This was Lysbeth's second marriage. She was recorded as the widow of Cornelis van Hal. Her marriage to Willem Brouwer was therefore her second marriage and her later marriage to Jan Rinckhout, her third. Also found are the baptism records of twins, Arnoldus and Eva, 20 October 1649 (search using BROUWERS with an S, or DRINCKVELT).
In addition, there is a record of Willem Brouwer, schoenmacker (shoemaker) who is made a Poorter (Freeman) at Niekerk (Nijkerk) in 1643. This info helps to push back the estimated birth date of Willem Brouwer to (probably) in the decade between 1610 and 1620. The reasoning being that he would not have been able to master a trade until he was in his 20s or early 30s. As Lysbeth was already a widow when she remarried in 1648, we can make an educated guess that she was likely born prior to 1625.

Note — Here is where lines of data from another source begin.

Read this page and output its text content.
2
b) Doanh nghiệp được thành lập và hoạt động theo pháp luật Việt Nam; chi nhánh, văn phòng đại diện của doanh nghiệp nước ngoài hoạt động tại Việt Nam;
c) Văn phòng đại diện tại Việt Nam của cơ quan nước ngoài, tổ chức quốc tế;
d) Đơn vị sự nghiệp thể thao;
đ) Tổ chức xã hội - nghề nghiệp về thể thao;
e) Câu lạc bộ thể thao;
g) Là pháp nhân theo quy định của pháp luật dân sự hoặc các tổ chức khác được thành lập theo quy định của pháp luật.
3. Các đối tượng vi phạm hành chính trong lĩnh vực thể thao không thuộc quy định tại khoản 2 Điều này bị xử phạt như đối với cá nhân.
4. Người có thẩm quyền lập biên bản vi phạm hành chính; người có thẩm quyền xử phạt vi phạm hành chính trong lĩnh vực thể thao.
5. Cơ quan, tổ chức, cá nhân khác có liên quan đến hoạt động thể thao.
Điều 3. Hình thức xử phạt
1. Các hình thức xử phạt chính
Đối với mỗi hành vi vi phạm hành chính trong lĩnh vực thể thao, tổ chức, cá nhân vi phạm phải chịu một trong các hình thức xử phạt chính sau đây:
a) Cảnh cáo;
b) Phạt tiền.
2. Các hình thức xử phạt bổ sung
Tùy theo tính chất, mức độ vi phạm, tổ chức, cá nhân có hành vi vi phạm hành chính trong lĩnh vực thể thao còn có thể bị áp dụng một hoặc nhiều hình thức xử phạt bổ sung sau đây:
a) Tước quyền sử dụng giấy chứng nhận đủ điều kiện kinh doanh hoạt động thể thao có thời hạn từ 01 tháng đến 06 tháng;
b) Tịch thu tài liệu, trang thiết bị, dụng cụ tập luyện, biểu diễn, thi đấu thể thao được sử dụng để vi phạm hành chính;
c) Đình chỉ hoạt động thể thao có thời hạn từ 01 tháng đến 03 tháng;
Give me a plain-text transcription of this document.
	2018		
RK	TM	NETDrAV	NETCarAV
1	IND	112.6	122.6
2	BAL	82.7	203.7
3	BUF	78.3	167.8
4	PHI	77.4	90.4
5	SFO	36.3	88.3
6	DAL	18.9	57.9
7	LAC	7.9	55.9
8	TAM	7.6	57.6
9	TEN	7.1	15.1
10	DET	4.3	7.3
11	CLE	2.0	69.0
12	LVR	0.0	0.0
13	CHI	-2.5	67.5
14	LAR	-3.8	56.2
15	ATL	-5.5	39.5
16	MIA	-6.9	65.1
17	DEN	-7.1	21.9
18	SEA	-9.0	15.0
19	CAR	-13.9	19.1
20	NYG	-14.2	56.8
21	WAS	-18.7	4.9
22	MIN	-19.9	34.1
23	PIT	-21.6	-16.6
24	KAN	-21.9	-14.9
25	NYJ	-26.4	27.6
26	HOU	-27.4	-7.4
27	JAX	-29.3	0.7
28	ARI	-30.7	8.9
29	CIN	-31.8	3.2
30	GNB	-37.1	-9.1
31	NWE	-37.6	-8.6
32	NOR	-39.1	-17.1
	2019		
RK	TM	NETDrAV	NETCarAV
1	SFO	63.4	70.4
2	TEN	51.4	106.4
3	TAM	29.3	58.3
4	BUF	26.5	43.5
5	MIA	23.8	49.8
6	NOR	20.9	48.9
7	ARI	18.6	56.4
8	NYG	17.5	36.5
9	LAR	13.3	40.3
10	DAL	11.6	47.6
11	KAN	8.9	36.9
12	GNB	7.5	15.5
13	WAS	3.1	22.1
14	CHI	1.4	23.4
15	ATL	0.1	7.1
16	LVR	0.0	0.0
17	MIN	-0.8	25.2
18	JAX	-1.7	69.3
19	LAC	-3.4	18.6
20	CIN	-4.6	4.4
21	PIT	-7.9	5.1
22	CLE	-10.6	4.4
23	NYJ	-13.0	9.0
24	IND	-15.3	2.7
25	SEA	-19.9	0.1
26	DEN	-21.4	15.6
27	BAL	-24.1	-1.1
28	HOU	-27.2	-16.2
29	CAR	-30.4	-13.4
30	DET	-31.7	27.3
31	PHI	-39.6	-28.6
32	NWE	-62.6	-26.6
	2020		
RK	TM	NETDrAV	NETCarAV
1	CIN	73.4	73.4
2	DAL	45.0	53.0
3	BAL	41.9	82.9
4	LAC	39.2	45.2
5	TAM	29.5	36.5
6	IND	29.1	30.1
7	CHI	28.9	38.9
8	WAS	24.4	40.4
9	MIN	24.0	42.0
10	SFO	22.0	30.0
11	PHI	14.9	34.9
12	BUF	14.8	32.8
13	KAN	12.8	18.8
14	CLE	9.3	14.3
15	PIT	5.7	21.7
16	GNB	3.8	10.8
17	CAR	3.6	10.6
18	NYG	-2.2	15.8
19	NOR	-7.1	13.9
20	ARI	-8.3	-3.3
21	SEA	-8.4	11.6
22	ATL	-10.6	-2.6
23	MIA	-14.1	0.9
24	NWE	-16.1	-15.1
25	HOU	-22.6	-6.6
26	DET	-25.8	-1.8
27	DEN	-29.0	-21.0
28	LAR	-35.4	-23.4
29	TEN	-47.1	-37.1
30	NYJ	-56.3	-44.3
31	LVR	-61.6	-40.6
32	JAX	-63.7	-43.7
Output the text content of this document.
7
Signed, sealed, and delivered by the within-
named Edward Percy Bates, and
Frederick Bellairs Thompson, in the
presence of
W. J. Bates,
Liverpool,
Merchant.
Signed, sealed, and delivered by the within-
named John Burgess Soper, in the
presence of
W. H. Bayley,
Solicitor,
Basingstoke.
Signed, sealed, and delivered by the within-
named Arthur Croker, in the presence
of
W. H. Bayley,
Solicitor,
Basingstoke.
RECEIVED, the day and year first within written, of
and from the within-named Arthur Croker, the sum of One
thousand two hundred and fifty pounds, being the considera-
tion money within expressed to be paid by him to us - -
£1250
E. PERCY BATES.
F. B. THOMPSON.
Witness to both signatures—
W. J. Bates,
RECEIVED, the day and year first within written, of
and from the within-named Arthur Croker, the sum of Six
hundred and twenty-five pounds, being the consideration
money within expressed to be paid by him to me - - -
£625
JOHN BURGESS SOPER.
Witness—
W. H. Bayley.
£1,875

The marriage and addition of two children adds more clues to work with when trying to recreate the early household of Willem Brouwer and Lysbeth Drinckvelt. It is also known that Willem Brouwer, with a wife and three children came to New Netherland in 1655. In addition, it is known that their daughter, Elizabeth, who married Claas Andriesse de Graaf, named her first two children, Arnout (an equivalent of Arnoldus) and Eva. It's likely then that the three children who came with Willem and Lysbeth were Arnoldus, Eva and Hendrick (who was baptized in 1652 at Amsterdam), and that daughters, Elizabeth and Maria (married Isaac du Trieux and named her first daughter, Eva) were born, probably at Beverwijck, in the decade of 1655 to 1665 (no record of their baptisms has been found). It is probable that the twins, Arnoldus and Eva died before reaching adulthood, at Beverwijck. There is no confirmed further record of either, and Elizabeth and Maria named their own first children for their brother and sister.
In addition, as I look at this family more and more, the argument that William Brouwer (married Rebecca Vedder) is not a son of Willem Brouwer and Elizabeth Drinckvelt, gains more traction. At this point in time, I would have to describe William's placement as a son of Willem Brouwer and Elizabeth Drinckvelt as, at best, "possible." More on this, and William Brouwer (the younger) will be forthcoming in a future post.
Finally, in the Breda records mentioned above, there are also records for a probable brother of Elizabeth Drinckvelt, and we can take from her marriage record which gives her patronymic as "Aertssen," that she was the daughter of an Aert Drinckvelt.